If you want a good rain tire for our conditions in Portland, the last tire you want is an all-season tire. I know that this information does not help you, as you have already purchased the Bridgestone A/S tires, but it is a fact that cannot be repeated enough.
The National Highway and Traffic Safety Administration's (NHTSA) procedures for testing for Traction (wet braking) in its Uniform Tire Quality Grading (UTQG) suite of procedures are increasingly less relevant to modern vehicles. As you may confirm by plowing through the dense prose at the Code of Federal Regulations codification of the procedures (page 6 of 16 of the .pdf file), the tire under test is inflated to 24psi and mounted, with a load of 1,085 pounds, on a trailer that is then towed at 40 mph across a wetted surface. The wheel on which the tire is mounted then is instantaneously locked. The coefficient of friction of the locked tire then is measured not earlier than one-half (0.5) second after the wheel has been locked.

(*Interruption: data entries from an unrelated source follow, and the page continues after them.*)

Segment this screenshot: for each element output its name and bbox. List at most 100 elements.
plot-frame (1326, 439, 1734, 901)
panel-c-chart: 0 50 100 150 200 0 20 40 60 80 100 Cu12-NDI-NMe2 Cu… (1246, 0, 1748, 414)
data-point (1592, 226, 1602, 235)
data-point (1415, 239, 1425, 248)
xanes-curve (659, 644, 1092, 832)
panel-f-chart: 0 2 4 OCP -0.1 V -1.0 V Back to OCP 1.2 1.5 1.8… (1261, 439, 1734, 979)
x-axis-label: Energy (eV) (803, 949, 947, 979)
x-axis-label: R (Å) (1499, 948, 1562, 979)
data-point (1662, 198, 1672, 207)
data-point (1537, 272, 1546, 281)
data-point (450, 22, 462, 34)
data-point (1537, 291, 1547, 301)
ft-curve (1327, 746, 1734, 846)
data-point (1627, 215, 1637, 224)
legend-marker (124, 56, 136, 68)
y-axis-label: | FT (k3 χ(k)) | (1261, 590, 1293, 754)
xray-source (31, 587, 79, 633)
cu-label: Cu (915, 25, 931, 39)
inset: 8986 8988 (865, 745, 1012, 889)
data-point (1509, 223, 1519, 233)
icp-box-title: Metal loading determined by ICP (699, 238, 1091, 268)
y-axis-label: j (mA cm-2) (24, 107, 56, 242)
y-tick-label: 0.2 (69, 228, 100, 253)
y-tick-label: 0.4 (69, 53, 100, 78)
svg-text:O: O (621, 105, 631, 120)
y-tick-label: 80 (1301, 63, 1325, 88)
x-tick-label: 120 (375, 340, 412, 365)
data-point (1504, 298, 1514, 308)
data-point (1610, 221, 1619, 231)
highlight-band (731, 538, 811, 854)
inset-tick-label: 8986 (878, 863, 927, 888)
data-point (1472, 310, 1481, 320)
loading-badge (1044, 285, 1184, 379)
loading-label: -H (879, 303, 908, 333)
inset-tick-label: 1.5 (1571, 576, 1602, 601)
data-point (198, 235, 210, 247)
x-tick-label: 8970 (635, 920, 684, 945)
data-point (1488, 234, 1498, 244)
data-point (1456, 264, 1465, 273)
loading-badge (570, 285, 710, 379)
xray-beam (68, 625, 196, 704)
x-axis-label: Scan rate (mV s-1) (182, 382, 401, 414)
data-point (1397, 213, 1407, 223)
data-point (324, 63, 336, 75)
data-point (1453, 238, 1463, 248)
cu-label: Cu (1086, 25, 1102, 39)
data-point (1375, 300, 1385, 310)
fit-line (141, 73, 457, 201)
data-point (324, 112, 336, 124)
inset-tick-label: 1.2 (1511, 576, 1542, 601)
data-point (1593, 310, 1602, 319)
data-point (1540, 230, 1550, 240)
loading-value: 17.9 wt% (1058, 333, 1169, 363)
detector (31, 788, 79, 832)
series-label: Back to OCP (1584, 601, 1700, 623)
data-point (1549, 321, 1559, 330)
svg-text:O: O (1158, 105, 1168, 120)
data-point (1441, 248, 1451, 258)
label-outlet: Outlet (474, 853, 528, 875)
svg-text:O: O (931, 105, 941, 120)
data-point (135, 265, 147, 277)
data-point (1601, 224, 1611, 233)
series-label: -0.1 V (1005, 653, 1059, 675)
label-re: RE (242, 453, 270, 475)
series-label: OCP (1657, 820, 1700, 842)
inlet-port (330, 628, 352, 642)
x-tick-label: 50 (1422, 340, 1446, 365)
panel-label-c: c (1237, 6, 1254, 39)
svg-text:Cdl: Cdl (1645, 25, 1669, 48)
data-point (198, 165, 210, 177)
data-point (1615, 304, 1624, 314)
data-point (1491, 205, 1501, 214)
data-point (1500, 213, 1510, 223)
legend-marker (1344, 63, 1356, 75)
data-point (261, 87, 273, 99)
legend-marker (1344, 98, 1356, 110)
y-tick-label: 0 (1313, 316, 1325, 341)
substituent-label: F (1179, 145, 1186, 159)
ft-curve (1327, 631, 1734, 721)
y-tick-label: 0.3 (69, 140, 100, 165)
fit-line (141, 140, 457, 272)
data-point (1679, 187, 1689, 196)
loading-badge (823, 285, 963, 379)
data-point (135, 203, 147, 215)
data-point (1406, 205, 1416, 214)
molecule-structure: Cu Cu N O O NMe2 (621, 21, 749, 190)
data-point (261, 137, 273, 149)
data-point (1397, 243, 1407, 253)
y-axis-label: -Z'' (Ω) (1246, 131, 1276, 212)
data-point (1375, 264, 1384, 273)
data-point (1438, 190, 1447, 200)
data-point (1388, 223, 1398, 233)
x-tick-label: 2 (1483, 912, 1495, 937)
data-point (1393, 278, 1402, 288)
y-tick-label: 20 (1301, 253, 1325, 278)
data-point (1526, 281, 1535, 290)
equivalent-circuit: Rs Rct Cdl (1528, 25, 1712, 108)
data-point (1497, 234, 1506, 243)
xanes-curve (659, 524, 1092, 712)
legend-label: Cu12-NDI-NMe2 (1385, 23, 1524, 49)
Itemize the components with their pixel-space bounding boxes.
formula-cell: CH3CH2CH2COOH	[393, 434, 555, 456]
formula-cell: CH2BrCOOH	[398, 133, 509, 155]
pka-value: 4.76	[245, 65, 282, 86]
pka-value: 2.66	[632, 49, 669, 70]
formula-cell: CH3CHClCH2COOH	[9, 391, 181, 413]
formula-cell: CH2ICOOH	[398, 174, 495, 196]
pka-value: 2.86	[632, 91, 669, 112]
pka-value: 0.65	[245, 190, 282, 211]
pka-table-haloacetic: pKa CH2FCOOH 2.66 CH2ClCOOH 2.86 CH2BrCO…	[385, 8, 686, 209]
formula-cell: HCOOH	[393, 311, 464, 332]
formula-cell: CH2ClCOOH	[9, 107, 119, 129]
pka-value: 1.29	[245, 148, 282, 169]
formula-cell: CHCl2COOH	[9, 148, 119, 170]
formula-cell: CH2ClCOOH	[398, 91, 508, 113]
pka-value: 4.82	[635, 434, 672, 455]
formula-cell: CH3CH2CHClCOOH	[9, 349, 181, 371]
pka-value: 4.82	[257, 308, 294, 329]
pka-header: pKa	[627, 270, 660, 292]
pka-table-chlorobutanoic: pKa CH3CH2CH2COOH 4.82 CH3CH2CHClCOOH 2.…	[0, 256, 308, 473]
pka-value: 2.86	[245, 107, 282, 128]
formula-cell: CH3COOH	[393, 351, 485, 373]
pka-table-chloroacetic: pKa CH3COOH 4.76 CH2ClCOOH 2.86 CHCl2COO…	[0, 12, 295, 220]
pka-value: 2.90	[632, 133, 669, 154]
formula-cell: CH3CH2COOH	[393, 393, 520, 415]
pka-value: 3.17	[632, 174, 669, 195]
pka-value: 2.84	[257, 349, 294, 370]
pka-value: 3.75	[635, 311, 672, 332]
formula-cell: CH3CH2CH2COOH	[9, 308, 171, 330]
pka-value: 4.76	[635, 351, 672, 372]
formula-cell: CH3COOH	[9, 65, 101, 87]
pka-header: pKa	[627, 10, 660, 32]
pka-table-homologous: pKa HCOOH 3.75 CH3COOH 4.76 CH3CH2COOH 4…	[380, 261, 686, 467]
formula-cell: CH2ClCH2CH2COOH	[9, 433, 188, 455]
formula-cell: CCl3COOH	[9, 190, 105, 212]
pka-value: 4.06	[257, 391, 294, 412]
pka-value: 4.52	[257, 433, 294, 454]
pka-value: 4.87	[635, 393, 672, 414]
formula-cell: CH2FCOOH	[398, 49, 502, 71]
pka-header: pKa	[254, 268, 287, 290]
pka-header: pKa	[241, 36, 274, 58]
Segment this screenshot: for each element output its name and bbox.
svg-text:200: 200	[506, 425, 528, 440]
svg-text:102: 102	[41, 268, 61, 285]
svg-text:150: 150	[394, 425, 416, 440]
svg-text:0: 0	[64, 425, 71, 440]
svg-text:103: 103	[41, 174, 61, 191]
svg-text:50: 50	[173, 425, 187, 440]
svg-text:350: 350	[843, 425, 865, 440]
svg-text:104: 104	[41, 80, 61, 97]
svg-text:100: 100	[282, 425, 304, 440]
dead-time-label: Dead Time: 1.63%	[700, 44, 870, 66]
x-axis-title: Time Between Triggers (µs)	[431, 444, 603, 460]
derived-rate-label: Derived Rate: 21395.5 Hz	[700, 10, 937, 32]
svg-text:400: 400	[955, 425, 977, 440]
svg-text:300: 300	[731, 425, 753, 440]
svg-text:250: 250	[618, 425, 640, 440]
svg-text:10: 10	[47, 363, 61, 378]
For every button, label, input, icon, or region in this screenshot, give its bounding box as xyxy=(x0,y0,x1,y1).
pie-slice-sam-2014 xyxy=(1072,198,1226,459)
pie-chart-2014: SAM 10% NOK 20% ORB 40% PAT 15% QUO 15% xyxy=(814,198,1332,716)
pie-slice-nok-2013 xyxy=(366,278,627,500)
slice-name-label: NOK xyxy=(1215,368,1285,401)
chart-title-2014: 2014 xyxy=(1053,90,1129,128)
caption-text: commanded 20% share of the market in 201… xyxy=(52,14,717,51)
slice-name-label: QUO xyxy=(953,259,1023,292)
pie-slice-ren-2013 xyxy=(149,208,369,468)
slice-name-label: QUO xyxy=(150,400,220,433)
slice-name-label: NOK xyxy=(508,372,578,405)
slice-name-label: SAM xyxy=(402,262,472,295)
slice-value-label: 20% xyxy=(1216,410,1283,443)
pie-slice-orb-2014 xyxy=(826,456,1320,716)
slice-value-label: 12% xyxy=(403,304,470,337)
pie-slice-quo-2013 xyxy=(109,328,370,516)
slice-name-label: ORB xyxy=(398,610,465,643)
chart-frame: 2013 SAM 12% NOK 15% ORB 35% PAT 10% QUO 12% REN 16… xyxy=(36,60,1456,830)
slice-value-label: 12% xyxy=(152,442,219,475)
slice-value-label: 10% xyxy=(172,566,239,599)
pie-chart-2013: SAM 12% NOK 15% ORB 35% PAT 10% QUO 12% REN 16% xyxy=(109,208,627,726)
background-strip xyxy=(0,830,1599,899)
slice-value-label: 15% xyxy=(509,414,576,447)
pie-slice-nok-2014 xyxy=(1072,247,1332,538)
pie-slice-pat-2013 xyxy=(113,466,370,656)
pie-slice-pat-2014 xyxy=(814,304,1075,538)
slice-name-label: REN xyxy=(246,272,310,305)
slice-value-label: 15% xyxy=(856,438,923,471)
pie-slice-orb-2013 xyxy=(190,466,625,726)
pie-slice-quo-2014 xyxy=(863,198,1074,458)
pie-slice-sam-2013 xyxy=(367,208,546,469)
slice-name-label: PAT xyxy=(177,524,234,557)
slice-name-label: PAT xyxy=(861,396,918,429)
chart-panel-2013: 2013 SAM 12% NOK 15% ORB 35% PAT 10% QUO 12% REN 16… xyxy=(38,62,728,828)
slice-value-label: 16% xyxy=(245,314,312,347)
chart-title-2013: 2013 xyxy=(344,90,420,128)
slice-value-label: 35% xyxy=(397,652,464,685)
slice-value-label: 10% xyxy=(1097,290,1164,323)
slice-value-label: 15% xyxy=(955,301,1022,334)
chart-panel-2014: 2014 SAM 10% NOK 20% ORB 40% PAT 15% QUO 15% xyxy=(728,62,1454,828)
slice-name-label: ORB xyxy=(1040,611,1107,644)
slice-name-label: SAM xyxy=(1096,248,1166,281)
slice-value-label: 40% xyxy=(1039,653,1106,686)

Most modern vehicles are equipped with antilock braking systems; I assume that your 2005 Sentra is so equipped. Feel free to correct me on the Sentra equipment. This is relevant to the UTQG rating system because it tends to mask the very weakness that all season tires exhibit.
The "all season" part of a tire's nomenclature refers to snow traction, not to rain traction. Now, it is tempting to think of rain as merely defective snow, and to assume that, if a tire has good traction in snow, then a fortiori (a fancy way of saying "even more so"), it must have good traction in the wet. In fact, exactly the opposite is true.
When a tire designer is finalizing the design of a tire, at some point he or she comes to a fork in the road where he or she has to decide if the tire's tread will be made with a rubber compound that is designed to shed as much water as possible so that the contact patch between the tread and the pavement is as nearly dry as possible, or whether the tread compound will be designed to stick to water (which is what snow becomes at the interface between the tire and the snow under the pressure of the mass of the vehicle) so that the tire will give snow traction. If the tread compound will be optimized to stick to snow, then, by the same action, water will adhere to the tread under rainy conditions. That water, a film between the tire's contact patch and the pavement, acts as a fairly good lubricant, compromising braking.
In the UTQG test procedure, the same small part of the tire's circumference that is the locked tire's contact patch is dragged across the pavement for a minimum of 29 feet (the distance traveled at 40mph in 0.5 seconds), which, eventually scrubs off the film of water that an all season tire will bring to the table. The measurement of the coefficient of friction does not even commence until the tire has been dragged at least 29 feet. However, on a vehicle equipped with an antilock braking system, the wheel will be rapidly unlocked and relocked many times in that 0.5 second, and therefore the ABS-equipped vehicle with all season tires will constantly present a fresh area of water-filmed tread to become the contact patch.
As noted above, like you, I live in Portland (in my case, actually in the city itself, but at an altitude of about 750 feet above downtown). At the end of April 2006, I purchased a new car that came with all season tires, and I drove them through the summer, under which conditions they were competent. But with the Portland winter rains approaching last October, I swapped the all season tires off the car and fitted three-season tires instead. In the few times I had driven the all season tires in the rain between April and October, I had experienced how loosey-goosey the all season tires were on wet pavement. The three-season tires I fitted in their place are orders of magnitude superior to the all season tires when the pavement is wet.